Typically, this technique uses a small time frame and one type of Exponential Moving Average (EMA) to give more weight to recent price movements. EMA does have an advantage over other types of Moving Averages such as Simple Moving Average (SMA) and Weighted Moving Average (WMA). This is because EMA is much more responsive and suitable for various trading techniques, including the bounce strategy.

Meanwhile, this strategy uses Bar Charts due to its advantage in presenting a complete price data (OHLC) with simpler visuals. Unlike candlestick charts, bar charts are not filled with bearish and bullish colors, thus allowing traders to focus on the price bounce and capitalize the opportunities easier.

 

How Does the Bounce Strategy Work?

The EMA indicator can help traders show the overall direction and trend of price movements, creating a smoother-looking price line. When the price undergoes a strong movement, the line will jump before continuing its movement in the original direction. The strategy will use this bounce as an opportunity to enter a position.

For the basic setup, traders can use a bar chart on a 1-minute to 5-minute time frame and an Exponential Moving Average period of 34 (34 EMA).

Then, what about the target profit?

As reported by The Balance, this strategy can and should be used with an estimated target profit of 10 pips and a stop loss of 5 pips.

 

1. Open a Bar Chart

Bar Chart

 

2. Add the 34 EMA

34 EMA

 

3. Observe How the Price Moves around EMA

Wait for the price to move away from the EMA. There is no standard distance that the price must reach, but the farther the better. For this example, the distance used is about 10 pips.

Next, you need to be cautious when the price reverses and starts to move back toward the EMA line.

Price moves around EMA

 

4. Wait for the Price to Touch EMA

To confirm the signal, the price must touch the EMA line before bouncing. For a buy trading scenario, the price bar should have made lower lows when approaching the EMA. Conversely, a sell trading scenario would require the price bar to make higher highs when approaching the EMA.

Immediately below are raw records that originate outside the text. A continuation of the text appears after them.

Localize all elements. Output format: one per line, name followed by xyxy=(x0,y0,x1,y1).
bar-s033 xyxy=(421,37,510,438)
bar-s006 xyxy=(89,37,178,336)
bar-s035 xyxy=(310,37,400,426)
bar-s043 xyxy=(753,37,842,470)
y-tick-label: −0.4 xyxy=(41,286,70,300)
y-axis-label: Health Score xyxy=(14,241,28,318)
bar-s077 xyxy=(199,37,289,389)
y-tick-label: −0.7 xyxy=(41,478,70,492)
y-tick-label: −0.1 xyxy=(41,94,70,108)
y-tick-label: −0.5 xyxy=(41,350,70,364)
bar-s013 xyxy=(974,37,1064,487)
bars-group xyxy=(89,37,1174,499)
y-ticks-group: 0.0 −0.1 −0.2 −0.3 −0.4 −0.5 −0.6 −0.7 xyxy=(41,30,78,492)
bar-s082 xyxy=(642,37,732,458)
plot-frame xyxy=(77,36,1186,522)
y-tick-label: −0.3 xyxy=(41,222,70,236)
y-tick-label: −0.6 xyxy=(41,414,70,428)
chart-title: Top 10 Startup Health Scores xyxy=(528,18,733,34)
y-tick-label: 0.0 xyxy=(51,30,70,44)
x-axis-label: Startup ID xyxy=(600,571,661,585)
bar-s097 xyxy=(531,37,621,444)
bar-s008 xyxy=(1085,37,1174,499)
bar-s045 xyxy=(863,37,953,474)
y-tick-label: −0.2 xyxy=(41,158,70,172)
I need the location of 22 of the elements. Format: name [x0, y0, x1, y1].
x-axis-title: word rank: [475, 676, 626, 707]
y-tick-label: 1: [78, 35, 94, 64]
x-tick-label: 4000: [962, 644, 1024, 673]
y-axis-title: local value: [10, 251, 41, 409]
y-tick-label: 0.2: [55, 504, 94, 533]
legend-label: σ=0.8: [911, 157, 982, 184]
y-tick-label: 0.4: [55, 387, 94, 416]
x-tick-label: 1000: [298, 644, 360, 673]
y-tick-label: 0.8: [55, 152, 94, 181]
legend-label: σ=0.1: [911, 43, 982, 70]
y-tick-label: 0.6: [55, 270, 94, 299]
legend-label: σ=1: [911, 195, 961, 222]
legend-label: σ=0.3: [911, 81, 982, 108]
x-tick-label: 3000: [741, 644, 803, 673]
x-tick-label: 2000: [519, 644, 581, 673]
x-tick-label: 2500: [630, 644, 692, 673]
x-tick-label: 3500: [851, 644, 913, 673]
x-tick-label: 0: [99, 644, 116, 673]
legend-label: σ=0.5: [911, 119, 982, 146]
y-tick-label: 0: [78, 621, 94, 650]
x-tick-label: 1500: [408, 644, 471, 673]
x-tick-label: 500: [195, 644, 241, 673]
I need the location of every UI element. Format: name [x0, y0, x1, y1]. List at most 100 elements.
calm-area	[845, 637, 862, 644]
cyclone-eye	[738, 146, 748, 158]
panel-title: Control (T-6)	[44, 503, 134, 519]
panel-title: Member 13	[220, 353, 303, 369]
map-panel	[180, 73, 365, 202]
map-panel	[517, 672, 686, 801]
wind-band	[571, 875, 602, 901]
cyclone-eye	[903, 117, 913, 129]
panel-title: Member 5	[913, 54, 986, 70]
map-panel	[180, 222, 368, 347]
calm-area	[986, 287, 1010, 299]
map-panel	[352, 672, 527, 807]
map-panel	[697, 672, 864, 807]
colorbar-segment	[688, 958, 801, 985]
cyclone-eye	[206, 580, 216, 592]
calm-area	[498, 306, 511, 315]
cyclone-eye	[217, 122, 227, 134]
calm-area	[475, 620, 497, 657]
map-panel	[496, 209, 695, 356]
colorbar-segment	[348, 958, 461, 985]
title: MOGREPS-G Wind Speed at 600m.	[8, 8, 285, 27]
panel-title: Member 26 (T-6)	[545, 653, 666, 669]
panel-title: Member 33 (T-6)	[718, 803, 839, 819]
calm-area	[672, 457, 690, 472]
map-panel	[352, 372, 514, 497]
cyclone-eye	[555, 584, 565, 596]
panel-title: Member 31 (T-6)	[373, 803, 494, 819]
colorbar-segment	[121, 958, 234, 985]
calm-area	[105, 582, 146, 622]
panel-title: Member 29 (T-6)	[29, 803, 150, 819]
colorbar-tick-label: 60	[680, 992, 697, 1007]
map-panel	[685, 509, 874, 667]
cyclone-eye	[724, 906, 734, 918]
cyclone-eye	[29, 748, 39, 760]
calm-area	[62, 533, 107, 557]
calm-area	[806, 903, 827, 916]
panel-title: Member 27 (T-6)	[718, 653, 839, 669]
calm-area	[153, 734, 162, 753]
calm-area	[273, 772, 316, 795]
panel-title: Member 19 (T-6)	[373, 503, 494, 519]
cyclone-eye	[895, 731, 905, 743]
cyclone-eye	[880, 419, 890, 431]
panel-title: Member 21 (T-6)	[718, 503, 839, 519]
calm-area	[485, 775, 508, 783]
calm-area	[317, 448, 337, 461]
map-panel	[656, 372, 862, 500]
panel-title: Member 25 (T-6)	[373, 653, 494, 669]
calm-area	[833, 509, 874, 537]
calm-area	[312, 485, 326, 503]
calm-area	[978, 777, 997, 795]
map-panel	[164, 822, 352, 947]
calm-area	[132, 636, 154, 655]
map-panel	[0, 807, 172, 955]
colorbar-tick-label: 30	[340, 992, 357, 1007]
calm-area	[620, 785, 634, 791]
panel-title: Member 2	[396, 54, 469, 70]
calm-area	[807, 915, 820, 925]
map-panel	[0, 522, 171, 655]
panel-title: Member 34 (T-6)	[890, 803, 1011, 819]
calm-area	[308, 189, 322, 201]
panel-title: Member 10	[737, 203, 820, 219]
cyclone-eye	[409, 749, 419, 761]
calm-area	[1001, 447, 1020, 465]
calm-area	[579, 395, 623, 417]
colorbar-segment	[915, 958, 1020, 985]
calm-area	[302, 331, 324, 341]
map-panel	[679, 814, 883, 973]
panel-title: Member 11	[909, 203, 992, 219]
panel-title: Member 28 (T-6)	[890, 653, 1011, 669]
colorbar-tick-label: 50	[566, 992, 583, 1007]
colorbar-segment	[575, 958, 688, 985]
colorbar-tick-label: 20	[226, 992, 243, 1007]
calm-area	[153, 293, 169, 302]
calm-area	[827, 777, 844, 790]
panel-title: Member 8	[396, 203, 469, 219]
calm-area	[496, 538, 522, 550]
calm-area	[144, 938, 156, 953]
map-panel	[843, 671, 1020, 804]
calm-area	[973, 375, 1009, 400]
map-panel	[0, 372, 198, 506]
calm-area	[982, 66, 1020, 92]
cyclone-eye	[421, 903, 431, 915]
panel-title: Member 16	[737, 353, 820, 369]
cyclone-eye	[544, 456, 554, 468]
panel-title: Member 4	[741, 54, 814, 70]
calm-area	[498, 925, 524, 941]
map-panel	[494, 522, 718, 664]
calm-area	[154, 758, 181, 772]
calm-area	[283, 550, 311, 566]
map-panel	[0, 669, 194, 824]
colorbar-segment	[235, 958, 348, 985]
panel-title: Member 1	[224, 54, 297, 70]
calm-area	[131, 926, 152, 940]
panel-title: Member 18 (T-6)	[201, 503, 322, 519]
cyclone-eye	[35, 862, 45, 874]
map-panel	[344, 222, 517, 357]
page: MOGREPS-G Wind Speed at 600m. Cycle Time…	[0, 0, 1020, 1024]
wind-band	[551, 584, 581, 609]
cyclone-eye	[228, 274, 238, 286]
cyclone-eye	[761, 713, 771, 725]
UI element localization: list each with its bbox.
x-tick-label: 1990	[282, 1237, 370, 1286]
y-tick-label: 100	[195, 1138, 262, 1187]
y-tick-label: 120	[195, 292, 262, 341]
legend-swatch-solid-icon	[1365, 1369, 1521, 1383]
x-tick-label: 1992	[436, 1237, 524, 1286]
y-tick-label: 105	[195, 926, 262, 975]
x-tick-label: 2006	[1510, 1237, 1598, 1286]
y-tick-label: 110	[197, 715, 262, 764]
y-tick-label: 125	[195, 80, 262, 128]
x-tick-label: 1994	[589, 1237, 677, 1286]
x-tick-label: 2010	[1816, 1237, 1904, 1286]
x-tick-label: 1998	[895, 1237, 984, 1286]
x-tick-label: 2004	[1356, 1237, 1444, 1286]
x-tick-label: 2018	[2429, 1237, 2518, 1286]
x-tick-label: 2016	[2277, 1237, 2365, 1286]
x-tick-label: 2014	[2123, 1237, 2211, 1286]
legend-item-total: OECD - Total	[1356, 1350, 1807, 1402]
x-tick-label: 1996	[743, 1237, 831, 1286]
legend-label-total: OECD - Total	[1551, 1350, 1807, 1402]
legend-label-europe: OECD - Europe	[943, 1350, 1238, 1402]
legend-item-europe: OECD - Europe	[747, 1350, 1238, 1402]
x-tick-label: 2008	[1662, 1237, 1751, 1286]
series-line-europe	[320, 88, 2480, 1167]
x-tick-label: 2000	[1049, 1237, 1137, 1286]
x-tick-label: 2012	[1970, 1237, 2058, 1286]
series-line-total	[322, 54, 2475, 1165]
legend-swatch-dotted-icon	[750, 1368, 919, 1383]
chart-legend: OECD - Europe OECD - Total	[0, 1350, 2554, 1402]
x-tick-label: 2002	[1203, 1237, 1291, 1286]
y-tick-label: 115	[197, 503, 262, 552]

There is no specific number of bars to measure the lower low and higher high. However, it is highly recommended that traders wait for at least three lower lows and higher highs. The chart below shows that the price only touches the EMA after forming three consecutive lower lows.

EMA bounce

 

5. Set an Entry Trade

To enter a buy position, follow these guidelines:

  • Price bars make lower lows.
  • A bar touches the EMA line.
  • The next price bar fails to make a new low.
  • The bar breaks the previous high.

As for sell positions, follow these guidelines:

  • Price bars make higher highs.
  • A price bar touches the EMA line.
  • The next price bar fails to make a new high.
  • The bar breaks the previous low.

 

6. Exit the Trade

The next important step is to determine the exit scenario. Traders could use the bouncing bar's low as the main reference to set a stop loss. For a winning scenario, a risk/reward ratio is needed to place a profit target so traders can maintain good profitability in the future. If you use price action, look over the previous key resistance to determine a good take profit level.

Entry position

Traders can also utilize a trailing stop if the trend is strong enough to continue further.

 

Before applying this simple strategy to your real account, it's highly recommended to perform backtest and forward test on a demo account. After all, not all traders could apply the same trading strategy and yield the same success.